Saturday, 20 May 2017

Treasure Hunting, Like Shooting Fish in a Barrel

This story has everything: love-interest, bling, money and a gory death - making it ideal for BM dumbdown story telling, hence the BBC news item ('Lost ' medieval gold brooch was 'gift from beheaded baron'). In Leicestershire castle a medieval gold brooch believed to have been lost by a baroness more than 500 years ago has been found near the moat of Kirby Muxloe Castle.

The 15th Century heart-shaped brooch probably belonged to Baroness Hastings, who lived in Kirby Muxloe Castle. The jewel, found by a metal detectorist in a farmer's field, will be sold at auction in August. Experts say it would have been given to her by Baron William Hastings, who was beheaded in 1483. The brooch has a guide price of £6,000-£8,000. It is inlaid with white enamel and engraved with the medieval French inscription "honor et joie" (honour and joy). The finder, who wants to remain anonymous, will split the proceeds of the auction with the landowner after the British Museum declared it treasure but declined to purchase it. [...] The jewel was examined by experts at Hanson's Auctioneers and then authenticated at the British Museum. 

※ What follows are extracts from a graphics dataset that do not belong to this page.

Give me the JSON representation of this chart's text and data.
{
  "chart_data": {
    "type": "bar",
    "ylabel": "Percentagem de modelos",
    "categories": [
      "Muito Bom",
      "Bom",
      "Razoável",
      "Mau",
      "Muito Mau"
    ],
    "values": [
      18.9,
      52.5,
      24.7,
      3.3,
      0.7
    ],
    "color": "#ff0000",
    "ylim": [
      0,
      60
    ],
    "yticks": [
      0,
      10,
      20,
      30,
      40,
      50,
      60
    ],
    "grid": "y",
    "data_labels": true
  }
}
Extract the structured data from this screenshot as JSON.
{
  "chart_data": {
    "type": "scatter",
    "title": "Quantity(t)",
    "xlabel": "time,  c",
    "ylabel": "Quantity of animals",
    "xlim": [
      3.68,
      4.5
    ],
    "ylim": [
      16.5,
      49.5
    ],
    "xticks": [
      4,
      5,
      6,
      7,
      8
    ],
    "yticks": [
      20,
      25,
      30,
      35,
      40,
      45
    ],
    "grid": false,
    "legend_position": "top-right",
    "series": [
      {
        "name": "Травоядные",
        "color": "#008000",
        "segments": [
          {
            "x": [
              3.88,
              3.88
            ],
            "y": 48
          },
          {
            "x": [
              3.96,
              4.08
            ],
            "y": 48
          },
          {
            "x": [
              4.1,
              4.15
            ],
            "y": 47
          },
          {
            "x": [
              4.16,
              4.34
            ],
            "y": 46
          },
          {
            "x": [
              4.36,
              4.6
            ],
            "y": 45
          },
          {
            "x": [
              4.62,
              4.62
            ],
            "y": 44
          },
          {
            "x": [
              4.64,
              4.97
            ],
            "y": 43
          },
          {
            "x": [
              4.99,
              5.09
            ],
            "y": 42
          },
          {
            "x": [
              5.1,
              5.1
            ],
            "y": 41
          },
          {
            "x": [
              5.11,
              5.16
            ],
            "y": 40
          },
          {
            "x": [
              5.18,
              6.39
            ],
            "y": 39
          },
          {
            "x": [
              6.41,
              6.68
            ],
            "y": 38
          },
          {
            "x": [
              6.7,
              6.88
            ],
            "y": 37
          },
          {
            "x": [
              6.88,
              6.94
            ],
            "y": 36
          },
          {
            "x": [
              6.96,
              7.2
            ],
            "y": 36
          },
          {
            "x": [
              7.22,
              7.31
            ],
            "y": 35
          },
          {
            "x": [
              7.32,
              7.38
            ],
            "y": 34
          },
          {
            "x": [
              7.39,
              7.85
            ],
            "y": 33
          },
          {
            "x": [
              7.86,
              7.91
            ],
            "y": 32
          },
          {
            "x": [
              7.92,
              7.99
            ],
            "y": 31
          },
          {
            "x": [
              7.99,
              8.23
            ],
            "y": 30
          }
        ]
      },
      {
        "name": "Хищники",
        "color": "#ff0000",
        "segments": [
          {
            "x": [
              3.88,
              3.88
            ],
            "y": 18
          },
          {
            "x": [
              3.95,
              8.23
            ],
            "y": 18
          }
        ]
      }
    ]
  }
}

I am sure he's joyful about finding it but if the finder had any honour, he'd not be taking a cut of the proceeds of selling off a dead woman's lost property. Um, why was it reported as only handed to the BM after valuation by Hanson's?  his Treasure hunting game is like shooting fish in a barrel, find a known high status site, get a metal detector and hoover away all around it, you are sure to find something if you dig deep enough.

Are there any descendants of Katherine Neville, Baroness Hastings, alive? Perhaps they should have first option on what happens to this?